Thursday, June 20, 2013

First 36 Hours in Paris ... Oh, la, la!

So many pleasant surprises (all the very friendly Parisians we have met) to the incomparable sights and experiences of Le Marais neighborhood, the Notre Dame, and Versailles, we don't know where to begin, except to say that our first 36 hours in Paris has been exhilarating, overwhelming, glamorous, and foot-weary. We have only seen but a sliver of the City of Lights, but already we are smitten, and well, frankly in love. L'amour! 

Our apartment on Rue Montgolfier in the 3e arrondissement is a gem: charming, awaking to the sounds of children playing the schoolyard across the narrow street to the immense green door welcoming us to our Parisian home. We are living like Parisians, visiting the market for groceries, and soaking up the late evening sunshine as we dine on fresh baguettes and brie from our quaint dining room table. C'est la vie! The Notre Dame is celebrating it's 850 year old birthday this year. It's not showing its age one bit: the gargoyles are breathtakingly eerie and surreal, the stained glass within takes your breath away, and its not a bad place to duck into in the middle of a Parisian thundershower. Words simply do not describe it. 

And then, there's Versailles. After successfully navigating the metro system, or not, we find ourselves 10 miles outside Paris, but in another world altogether. With its gold-plated gates welcoming us (and the rest of humanity, or so it seemed), it ushered us into a world of kings and queens, king Louis XIV and Marie-Antoinette surely know who to build themselves a home for the ages. Wow. Room upon room upon room astounded us with beauty on every square inch: floors, ceiling, chandeliers, tapestries, and mirrors.
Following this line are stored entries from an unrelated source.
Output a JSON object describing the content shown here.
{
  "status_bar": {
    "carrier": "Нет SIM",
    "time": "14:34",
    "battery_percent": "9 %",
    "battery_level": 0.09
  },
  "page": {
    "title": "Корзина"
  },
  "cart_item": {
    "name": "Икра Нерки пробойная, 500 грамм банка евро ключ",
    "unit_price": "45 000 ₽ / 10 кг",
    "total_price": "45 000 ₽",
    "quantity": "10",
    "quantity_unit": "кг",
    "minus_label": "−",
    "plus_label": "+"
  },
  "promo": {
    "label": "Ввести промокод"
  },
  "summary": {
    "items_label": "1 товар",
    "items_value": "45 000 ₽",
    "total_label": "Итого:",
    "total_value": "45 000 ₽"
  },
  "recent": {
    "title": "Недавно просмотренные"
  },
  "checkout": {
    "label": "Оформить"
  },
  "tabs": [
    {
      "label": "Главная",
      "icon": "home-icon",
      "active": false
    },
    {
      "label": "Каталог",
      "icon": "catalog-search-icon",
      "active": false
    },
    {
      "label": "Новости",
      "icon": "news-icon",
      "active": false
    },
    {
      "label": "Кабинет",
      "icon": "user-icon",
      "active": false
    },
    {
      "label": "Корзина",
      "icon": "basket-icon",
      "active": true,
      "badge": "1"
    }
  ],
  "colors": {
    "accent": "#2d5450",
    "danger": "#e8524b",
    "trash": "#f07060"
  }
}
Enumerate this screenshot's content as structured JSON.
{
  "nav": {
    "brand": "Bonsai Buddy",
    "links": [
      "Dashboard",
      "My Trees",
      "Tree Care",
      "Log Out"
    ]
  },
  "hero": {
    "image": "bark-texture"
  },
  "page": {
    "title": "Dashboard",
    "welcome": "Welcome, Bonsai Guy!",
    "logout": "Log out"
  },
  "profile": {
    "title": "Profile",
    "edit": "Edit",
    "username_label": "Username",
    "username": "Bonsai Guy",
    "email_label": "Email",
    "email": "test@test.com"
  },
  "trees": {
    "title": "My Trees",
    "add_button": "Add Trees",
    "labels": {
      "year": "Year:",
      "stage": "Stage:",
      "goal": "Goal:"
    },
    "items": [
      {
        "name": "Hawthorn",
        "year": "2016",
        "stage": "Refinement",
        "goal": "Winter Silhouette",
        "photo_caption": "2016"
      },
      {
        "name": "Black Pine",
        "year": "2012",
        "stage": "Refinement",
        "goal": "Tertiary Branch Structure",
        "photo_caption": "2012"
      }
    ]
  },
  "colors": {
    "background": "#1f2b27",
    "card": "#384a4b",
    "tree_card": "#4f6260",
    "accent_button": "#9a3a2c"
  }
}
And that was just inside the Palace. Outside, we were star-struck by the first garden and fountain we saw, which led us to explore as much of the vast grounds as we could. Imagine a statue at every turn, a topiary every other foot, fountains where mermaids, cherubs, and Greek gods frolic. We thought we saw it all until arriving at Marie-Antoinette's estate, a hamlet built for her as a reincarnation of her country home. Her temple of love filled us with joy, but it was her simple kitchen gardens, the mills, the cows, and the beauty of a rose bush that had us each picking out which home we would call our own. 

 With blisters on our feet, we begrudgingly left, back for Paris for another joyous meal at our table, with delicious, but simple food. If only we ate like this every night. Tomorrow, we plan on seeing the Louvre, the Jardin des Tuileries, and climbing up the Eiffel Tower, to take in the grand sweep of this city that has swept us off our feet.